Avec sa croisade en faveur de la laïcité, le Parti québécois entraîne le Québec sur la pente dangereuse de l'intolérance envers la communauté juive, pense la Congrès juif québécois.

Rarement une semaine ne passe sans «que les journaux québécois» ne rapportent des histoires sur le «problème des juifs», a affirmé le président du Congrès, Adam Atlas, dans une entrevue accordée à La Presse Canadienne.

«Nous nous sentons stigmatisés et c'est très troublant pour nous», a soutenu M. Atlas, dont l'organisme regroupe 96 000 membres.

En outre, le Congrès juif québécois porte un jugement très dur à l'égard du rôle joué par le PQ dans le débat sur la laïcité et les accommodements raisonnables.

«Nous sommes très, très désappointés, en particulier par le Parti québécois, qui n'est plus celui de Lucien Bouchard, de Bernard Landry ou de René Lévesque, qui auraient pu engager un dialogue constructif avec les communautés culturelles», a-t-il évoqué.

Le Parti québécois, selon lui, compte «quelques interlocuteurs» qui veulent imposer au Québec une vision de la laïcité qui suscite une vive inquiétude dans la communauté juive.

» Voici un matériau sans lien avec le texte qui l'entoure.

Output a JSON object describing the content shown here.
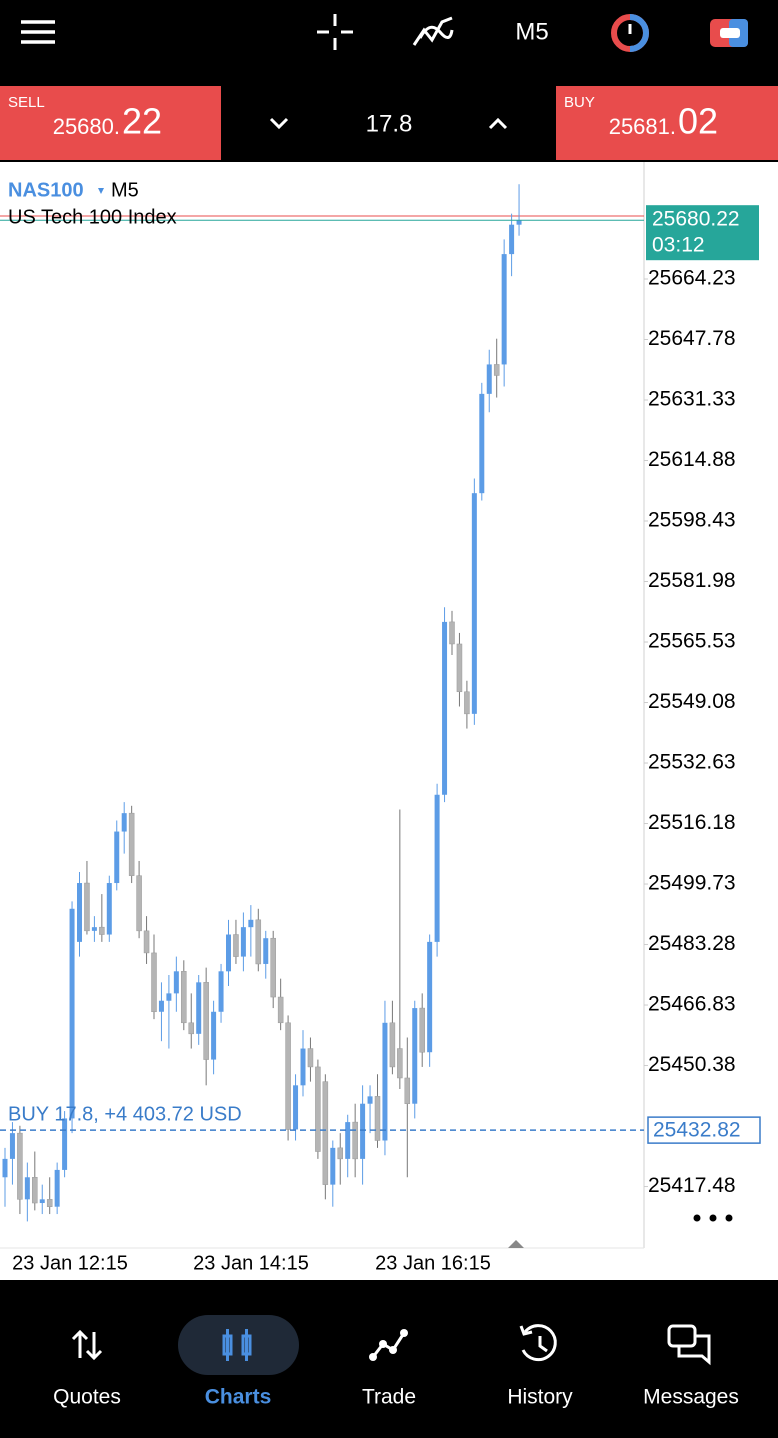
{
  "header": {
    "timeframe": "M5"
  },
  "quote": {
    "sell_label": "SELL",
    "sell_main": "25680.",
    "sell_big": "22",
    "volume": "17.8",
    "buy_label": "BUY",
    "buy_main": "25681.",
    "buy_big": "02"
  },
  "chart_data": {
    "type": "candlestick",
    "symbol": "NAS100",
    "timeframe": "M5",
    "description": "US Tech 100 Index",
    "ylim": [
      25400.77,
      25695.77
    ],
    "yticks": [
      25664.23,
      25647.78,
      25631.33,
      25614.88,
      25598.43,
      25581.98,
      25565.53,
      25549.08,
      25532.63,
      25516.18,
      25499.73,
      25483.28,
      25466.83,
      25450.38,
      25417.48
    ],
    "xticks": [
      "23 Jan 12:15",
      "23 Jan 14:15",
      "23 Jan 16:15"
    ],
    "up_color": "#5c9ce6",
    "down_color": "#b5b5b5",
    "open": [
      25420,
      25425,
      25432,
      25414,
      25420,
      25413,
      25414,
      25412,
      25422,
      25436,
      25484,
      25500,
      25487,
      25488,
      25486,
      25500,
      25514,
      25519,
      25502,
      25487,
      25481,
      25465,
      25468,
      25470,
      25476,
      25462,
      25459,
      25473,
      25452,
      25465,
      25476,
      25486,
      25480,
      25488,
      25490,
      25478,
      25485,
      25469,
      25462,
      25433,
      25445,
      25455,
      25450,
      25446,
      25418,
      25428,
      25425,
      25435,
      25425,
      25440,
      25442,
      25430,
      25462,
      25455,
      25447,
      25440,
      25466,
      25454,
      25484,
      25524,
      25571,
      25565,
      25552,
      25546,
      25606,
      25633,
      25641,
      25641,
      25671,
      25679
    ],
    "high": [
      25428,
      25435,
      25434,
      25424,
      25427,
      25418,
      25420,
      25424,
      25438,
      25495,
      25503,
      25506,
      25491,
      25497,
      25502,
      25517,
      25522,
      25521,
      25506,
      25491,
      25486,
      25473,
      25475,
      25480,
      25479,
      25470,
      25475,
      25477,
      25468,
      25478,
      25490,
      25490,
      25492,
      25494,
      25493,
      25487,
      25487,
      25474,
      25464,
      25448,
      25460,
      25458,
      25452,
      25448,
      25430,
      25432,
      25437,
      25440,
      25445,
      25445,
      25448,
      25468,
      25468,
      25520,
      25458,
      25468,
      25470,
      25486,
      25527,
      25575,
      25574,
      25568,
      25555,
      25610,
      25636,
      25645,
      25648,
      25675,
      25682,
      25690
    ],
    "low": [
      25412,
      25418,
      25410,
      25408,
      25411,
      25410,
      25410,
      25410,
      25420,
      25432,
      25480,
      25486,
      25484,
      25484,
      25484,
      25498,
      25508,
      25500,
      25485,
      25478,
      25463,
      25457,
      25455,
      25465,
      25460,
      25455,
      25456,
      25445,
      25448,
      25462,
      25472,
      25478,
      25476,
      25480,
      25476,
      25474,
      25466,
      25460,
      25430,
      25430,
      25442,
      25446,
      25425,
      25414,
      25412,
      25418,
      25420,
      25420,
      25418,
      25432,
      25428,
      25426,
      25448,
      25444,
      25420,
      25436,
      25450,
      25450,
      25480,
      25522,
      25562,
      25548,
      25542,
      25543,
      25604,
      25628,
      25632,
      25635,
      25665,
      25676
    ],
    "close": [
      25425,
      25432,
      25414,
      25420,
      25413,
      25414,
      25412,
      25422,
      25436,
      25493,
      25500,
      25487,
      25488,
      25486,
      25500,
      25514,
      25519,
      25502,
      25487,
      25481,
      25465,
      25468,
      25470,
      25476,
      25462,
      25459,
      25473,
      25452,
      25465,
      25476,
      25486,
      25480,
      25488,
      25490,
      25478,
      25485,
      25469,
      25462,
      25433,
      25445,
      25455,
      25450,
      25427,
      25418,
      25428,
      25425,
      25435,
      25425,
      25440,
      25442,
      25430,
      25462,
      25450,
      25447,
      25440,
      25466,
      25454,
      25484,
      25524,
      25571,
      25565,
      25552,
      25546,
      25606,
      25633,
      25641,
      25638,
      25671,
      25679,
      25680.22
    ],
    "last_price": 25680.22,
    "timer": "03:12",
    "position_label": "BUY 17.8,  +4 403.72 USD",
    "position_price": 25432.82
  },
  "nav": [
    "Quotes",
    "Charts",
    "Trade",
    "History",
    "Messages"
  ]
}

Nombre de Québécois de confessions juives se sentent ainsi «ostracisés» et «ciblés» comme étant «les seuls» qui ne se comportent «pas comme les autres» dans la société civile.

«Personne n'a le monopole de l'identité québécoise. Je ne crois pas que pour être Québécois, nous devons être moins juifs, ou moins chrétiens ou moins quoi que ce soit. La société se dit ouverte et tolérante mais les gestes que l'on voit maintenant vont à l'encontre de ces principes», a soutenu M. Atlas.

Le leader juif donne comme exemple le récent débat sur les garderies confessionnelles qui s'est transformé, selon lui, en quasi tribunal d'inquisition.

«Pourquoi invitons-nous des milliers de gens de partout dans le monde à vivre ici quand on fait une espèce d'inquisition de la laïcité sur le dos des petits enfants de trois ans?», a-t-il lancé.

Aux yeux de M. Atlas, l'«obsession» identitaire qui anime le PQ et qui s'est emparée du Québec ces derniers mois est plutôt gênante.

«On ne voit pas cette obsession ailleurs en Amérique du Nord», a-t-il analysé.

Même s'il évite de parler d'antisémitisme, M. Atlas dit percevoir de «l'intolérance» dans les sorties du Parti québécois au sujet de la laïcité.

«Dans les propos récents, il semble y avoir un ton d'intolérance mais je n'irai pas jusqu'à y voir de l'antisémitisme. Cependant, la communauté que je représente est très inconfortable aujourd'hui. Après 250 ans de contribution à la société québécoise, on ne s'attend pas à ça», a-t-il dit.

Plus mesuré dans ses propos, le Centre islamique libanais de Montréal partage néanmoins largement l'inquiétude exprimée par le Congrès juif québécois.

Les partis d'opposition, comme le gouvernement, se laissent trop facilement distraire par des anecdotes montées en épingle dans les médias, a dit la porte-parole du Centre, Carmen Chouinard.

De l'avis de cette femme convertie à l'Islam depuis dix ans, la controverse du niqab rapportée et décortiquée des jours durant par les journaux a été nettement excessive.

Mme Chouinard s'inquiète, par ailleurs, du projet de Charte de la laïcité que caresse le Parti québécois. Elle redoute surtout l'introduction d'un code vestimentaire dans la fonction publique.

«Je pense qu'il y a de quoi s'inquiéter. C'est dire qu'au Québec, on est tolérant avec tout le monde, tout le monde peut s'habiller n'importe comment, sauf les musulmans et les juifs», a-t-elle dit.